Die Euro-Lügner: Unsinnige Rettungspakete, vertuschte Risiken - So werden wir getäuscht (German Edition)
Nur wer genau hinsieht, bemerkt, dass hier ein Blender am Werk ist.
Wie sehr der Euro auch in anderen Nicht-Euroländern an Attraktivität eingebüßt hat, erfuhr ich bei einer Konferenz nahe Stockholm, die Mitte 2012 von einer Stiftung veranstaltet wurde. Hier traf ich viele Bekannte wieder, darunter John Adams, einen Kollegen aus alten IBM -Zeiten, und den Zeit -Herausgeber Josef Joffe.
Während der Gespräche, die wir in der Mittsommernacht im Freien führten, erinnerte ich mich sehr lebhaft an einen früheren Besuch in Schweden. Damals, Ende der Neunzigerjahre, als ganz Europa sich auf die bevorstehende Einführung des Eurogeldes freute, hatte mich der Präsident des schwedischen Industrieverbandes eingeladen. Er brauchte dringend Schützenhilfe zugunsten des Euro. Seit Längerem führte er einen einsamen Aufklärungsfeldzug, um seine Landsleute von der Notwendigkeit der europäischen Gemeinschaftswährung zu überzeugen. Da er mich als Befürworter kannte, hoffte er auf Unterstützung bei seinen Kollegen. In einer sehr gepflegten, geradezu altehrwürdigen Umgebung, vermutlich der Stockholmer Handelskammer, hielt ich eine Rede. »Leute«, sagte ich sinngemäß, »selbst wenn ihr gegen den Euro seid – sobald er da ist, müsst ihr ihn auch haben. Sonst würdet ihr in Europa marginalisiert werden.«
Die Reaktion war enttäuschend. Freundlicher Beifall, aber nicht mehr. Kaum einer der Unternehmer, mit denen ich hinterher sprach, stimmte mir zu. Und ich musste begreifen: Europa fiebert dem Euro entgegen, doch die Schweden zeigen ihm – und damit Europa – die kalte Schulter.

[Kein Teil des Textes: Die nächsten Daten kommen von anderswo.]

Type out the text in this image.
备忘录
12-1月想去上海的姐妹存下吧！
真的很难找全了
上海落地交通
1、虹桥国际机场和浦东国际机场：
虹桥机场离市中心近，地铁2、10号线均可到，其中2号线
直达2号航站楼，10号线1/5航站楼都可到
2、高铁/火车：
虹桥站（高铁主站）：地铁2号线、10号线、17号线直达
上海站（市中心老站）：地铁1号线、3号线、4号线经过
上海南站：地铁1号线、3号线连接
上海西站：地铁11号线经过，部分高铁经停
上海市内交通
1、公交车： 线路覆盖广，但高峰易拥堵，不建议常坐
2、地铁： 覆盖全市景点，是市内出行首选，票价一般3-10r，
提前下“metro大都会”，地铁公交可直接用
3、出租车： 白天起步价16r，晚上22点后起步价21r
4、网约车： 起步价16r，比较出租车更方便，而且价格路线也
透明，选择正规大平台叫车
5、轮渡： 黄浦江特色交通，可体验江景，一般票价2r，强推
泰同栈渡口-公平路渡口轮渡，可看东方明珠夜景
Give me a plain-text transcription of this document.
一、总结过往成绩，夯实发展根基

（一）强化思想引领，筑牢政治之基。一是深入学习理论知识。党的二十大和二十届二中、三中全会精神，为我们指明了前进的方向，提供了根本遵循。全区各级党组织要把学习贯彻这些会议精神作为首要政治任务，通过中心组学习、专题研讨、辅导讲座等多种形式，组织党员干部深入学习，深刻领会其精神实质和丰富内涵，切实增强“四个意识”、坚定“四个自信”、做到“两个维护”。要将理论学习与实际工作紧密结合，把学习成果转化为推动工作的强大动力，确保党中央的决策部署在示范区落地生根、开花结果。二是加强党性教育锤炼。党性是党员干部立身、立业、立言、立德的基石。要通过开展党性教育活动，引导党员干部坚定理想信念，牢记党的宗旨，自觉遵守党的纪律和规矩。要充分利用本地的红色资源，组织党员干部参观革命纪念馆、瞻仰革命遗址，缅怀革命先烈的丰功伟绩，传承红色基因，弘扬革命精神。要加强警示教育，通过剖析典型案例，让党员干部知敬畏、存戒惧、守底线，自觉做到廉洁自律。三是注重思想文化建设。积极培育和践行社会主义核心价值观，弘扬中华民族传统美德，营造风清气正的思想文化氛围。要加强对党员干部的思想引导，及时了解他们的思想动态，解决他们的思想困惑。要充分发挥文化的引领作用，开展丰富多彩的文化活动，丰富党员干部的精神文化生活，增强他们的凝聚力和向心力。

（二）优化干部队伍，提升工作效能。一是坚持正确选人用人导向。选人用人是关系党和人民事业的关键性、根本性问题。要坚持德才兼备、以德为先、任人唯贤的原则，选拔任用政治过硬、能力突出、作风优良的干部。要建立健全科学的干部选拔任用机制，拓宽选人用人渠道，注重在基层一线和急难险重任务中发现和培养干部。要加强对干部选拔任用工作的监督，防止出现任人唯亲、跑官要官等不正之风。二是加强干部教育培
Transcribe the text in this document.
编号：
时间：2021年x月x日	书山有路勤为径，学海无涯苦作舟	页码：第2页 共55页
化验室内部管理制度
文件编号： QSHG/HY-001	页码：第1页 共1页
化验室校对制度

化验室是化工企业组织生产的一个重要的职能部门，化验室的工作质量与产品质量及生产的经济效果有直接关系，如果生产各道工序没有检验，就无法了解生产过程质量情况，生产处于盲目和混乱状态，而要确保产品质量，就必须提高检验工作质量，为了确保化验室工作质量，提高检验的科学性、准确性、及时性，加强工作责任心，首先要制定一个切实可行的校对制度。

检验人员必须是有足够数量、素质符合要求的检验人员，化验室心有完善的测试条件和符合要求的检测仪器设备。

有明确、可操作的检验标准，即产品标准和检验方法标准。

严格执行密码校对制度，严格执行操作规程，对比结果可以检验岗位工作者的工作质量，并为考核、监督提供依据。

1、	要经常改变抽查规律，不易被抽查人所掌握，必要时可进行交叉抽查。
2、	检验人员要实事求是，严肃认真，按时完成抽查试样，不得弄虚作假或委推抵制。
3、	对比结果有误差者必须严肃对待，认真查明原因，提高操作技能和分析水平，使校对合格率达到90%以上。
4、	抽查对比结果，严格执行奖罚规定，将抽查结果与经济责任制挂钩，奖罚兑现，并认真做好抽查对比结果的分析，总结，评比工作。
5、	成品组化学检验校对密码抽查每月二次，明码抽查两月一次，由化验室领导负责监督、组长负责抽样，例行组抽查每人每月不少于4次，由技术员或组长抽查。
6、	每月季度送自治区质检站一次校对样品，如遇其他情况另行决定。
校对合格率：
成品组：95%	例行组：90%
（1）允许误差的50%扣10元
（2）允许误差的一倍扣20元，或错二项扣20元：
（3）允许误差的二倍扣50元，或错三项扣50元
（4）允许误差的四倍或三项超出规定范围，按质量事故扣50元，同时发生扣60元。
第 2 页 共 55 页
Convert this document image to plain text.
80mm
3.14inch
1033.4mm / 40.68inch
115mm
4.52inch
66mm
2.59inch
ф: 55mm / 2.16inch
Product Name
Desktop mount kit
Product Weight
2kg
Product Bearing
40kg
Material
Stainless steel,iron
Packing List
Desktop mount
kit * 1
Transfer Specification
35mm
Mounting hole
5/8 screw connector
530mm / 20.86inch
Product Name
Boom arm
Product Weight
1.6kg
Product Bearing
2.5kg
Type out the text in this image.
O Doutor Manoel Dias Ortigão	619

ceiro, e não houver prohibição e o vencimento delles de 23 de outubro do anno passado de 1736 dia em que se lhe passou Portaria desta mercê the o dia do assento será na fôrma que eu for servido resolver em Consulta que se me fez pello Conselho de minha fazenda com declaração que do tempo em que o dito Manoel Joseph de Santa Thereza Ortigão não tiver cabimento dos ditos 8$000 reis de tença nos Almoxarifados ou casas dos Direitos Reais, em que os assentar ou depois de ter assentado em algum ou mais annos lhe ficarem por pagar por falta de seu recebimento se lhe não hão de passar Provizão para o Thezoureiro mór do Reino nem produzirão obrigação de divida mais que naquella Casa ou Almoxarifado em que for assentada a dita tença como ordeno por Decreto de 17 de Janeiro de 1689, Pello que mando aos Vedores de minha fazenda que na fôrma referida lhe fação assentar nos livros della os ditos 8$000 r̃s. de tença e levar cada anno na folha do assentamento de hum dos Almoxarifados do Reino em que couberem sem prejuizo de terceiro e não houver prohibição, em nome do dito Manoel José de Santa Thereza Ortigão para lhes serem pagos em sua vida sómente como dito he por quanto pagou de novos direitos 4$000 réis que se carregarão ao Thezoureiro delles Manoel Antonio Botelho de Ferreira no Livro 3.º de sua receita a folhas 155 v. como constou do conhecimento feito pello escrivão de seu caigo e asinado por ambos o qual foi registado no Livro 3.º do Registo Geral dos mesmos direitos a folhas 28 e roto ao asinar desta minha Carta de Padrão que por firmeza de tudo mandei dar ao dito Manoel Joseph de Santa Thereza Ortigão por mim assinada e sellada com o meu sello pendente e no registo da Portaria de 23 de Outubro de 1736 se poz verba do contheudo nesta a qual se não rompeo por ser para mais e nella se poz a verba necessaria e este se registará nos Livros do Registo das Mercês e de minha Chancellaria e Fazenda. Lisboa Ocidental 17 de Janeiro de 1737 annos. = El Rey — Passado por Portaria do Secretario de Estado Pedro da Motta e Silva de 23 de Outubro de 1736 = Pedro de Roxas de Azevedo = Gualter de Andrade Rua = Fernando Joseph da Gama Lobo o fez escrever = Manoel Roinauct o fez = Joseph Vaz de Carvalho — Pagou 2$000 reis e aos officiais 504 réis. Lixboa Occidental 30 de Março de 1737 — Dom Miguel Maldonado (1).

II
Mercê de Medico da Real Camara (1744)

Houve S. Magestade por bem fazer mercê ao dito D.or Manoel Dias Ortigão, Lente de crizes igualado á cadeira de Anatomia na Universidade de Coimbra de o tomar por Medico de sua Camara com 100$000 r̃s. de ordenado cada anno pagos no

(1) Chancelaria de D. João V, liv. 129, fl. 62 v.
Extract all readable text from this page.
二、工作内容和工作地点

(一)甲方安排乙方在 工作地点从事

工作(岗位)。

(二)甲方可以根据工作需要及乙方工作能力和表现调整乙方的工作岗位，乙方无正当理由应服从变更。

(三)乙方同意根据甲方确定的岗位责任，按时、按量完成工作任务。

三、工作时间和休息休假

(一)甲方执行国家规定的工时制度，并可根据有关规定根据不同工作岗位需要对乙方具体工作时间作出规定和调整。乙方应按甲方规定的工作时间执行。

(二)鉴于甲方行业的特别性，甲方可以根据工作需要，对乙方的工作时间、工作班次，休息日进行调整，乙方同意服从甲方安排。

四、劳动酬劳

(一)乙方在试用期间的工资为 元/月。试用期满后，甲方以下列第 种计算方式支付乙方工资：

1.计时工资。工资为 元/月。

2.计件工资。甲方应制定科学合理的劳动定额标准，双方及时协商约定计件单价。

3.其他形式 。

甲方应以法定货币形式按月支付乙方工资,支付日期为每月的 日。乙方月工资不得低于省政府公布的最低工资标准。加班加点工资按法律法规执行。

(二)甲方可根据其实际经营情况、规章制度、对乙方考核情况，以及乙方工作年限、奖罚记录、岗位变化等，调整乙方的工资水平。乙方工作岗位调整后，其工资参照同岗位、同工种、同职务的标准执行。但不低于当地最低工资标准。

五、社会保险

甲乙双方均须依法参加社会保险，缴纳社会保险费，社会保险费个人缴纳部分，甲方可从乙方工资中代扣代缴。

In jener Mittsommernacht im Jahr 2012 traf ich wieder mit schwedischen Industriellen zusammen. Sie ließen mich ihre Genugtuung spüren, damals richtig entschieden zu haben. Kaum einer hatte ein gutes Wort für den Euro. Laut der neuesten Umfrage, so sagten sie, seien 73 Prozent der schwedischen Unternehmer und 91 Prozent der Bevölkerung gegen den Euro. In diesem Zusammenhang erfuhr ich auch, dass sich der Präsident des Industrieverbandes, der mich damals zu Hilfe gerufen hatte, bei den Schweden dafür entschuldigt hat, ihnen den Euro ans Herz zu legen. Heute entschuldige ich mich bei den Deutschen dafür, damals für eine Währung geworben zu haben, von der ich heute weiß, dass sie nicht nur unserem Land, sondern ganz Europa sehr viel mehr schadet als nützt.
Obwohl vielen Politikern längst dämmern dürfte, was sie mit dem Euro angerichtet haben, denkt keiner daran, dies einzugestehen. Einen Fehler gesteht man nicht ein. Wenn man ihn begangen hat, hält man daran fest wie ein Hund, der sich in einen Knochen verbissen hat. Und warum? Vermutlich aus einer Mischung aus Eitelkeit und Rechthaberei. Denn wer einen Fehler zugibt, ist schwach, hat versagt, tritt zurück. Wer den Fehler nicht zugibt, muss nicht zurücktreten. Und Rücktritt ist für einen Karrieristen der Albtraum schlechthin – man verzeihe mir, dass ich »Karrierist« als Synonym für Politiker verwende.
Noch dramatischer erscheint die Situation, wenn statt einzelner Politiker ganze Geberländer ihre Fehler eingestehen. Würden sich beispielsweise die nördlichen Euroländer, wie ich vorschlage, vom Einheits-Euro ab- und dem neu zu schaffenden Nord-Euro zuwenden, müssten sie automatisch zugeben, mit der alten Währung einen Kardinalfehler begangen zu haben. Das käme nationaler Schande gleich. Außerdem hieße das, sie müssten einen Großteil der Garantien und Kredite, die sie gewährt haben, abschreiben. Das wäre mit dem Eingeständnis verbunden, jahrelang blauäugig das Wohl der eigenen Bürger vernachlässigt zu haben.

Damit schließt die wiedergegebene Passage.